The two blasts near the finish line of the marathon occurred within seconds of each other. The bombs were detonated some 50 to 100 yards apart on the same side of the street as runners were crossing the finish line.
Officials said that three people were killed in the blasts, at least 144 were wounded; 17 are said to be in critical condition and 25 more are seriously hurt. Some of the injuries are severe; more than a dozen amputations have been reported.
There are conflicting reports about unexploded explosive devices that were recovered. Some reports say that upwards of five such devices were found, while others say none were found. The bombs are said to have been made with gunpowder and packed with materials to maximize injuries.
There are also conflicting reports about a third, possibly related incident, which occurred over an hour later, at the John F. Kennedy Presidential Library in Dorchester, a few miles away. It has been described variously as a fire and an explosion, and authorities have not definitively ruled out a connection to the Marathon bombings.

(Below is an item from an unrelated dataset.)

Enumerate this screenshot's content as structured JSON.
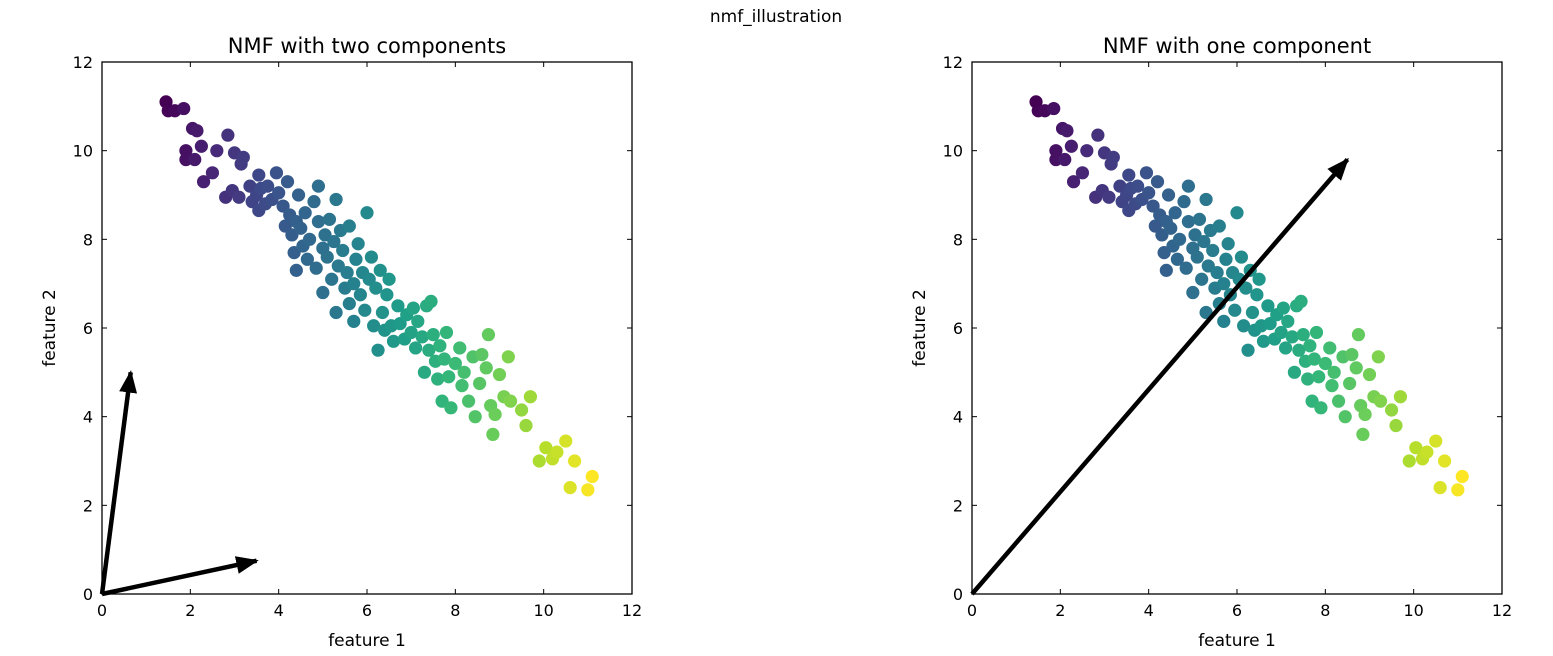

Local and federal agencies are still gathering clues on the perpetrators of the bombings. A law enforcement advisory has been issued that warned police to be on the lookout for a "darker-skinned or black male" with a foreign accent. The man was seen with a backpack and was attempting to gain access to a secured area just minutes prior to the bombings.
Additionally, a 20-year-old Saudi citizen who was wounded in the blast is currently being questioned by the FBI and is a person of interest, according to reports. Authorities have searched his apartment but police have not said if evidence linking him to the attack has been found.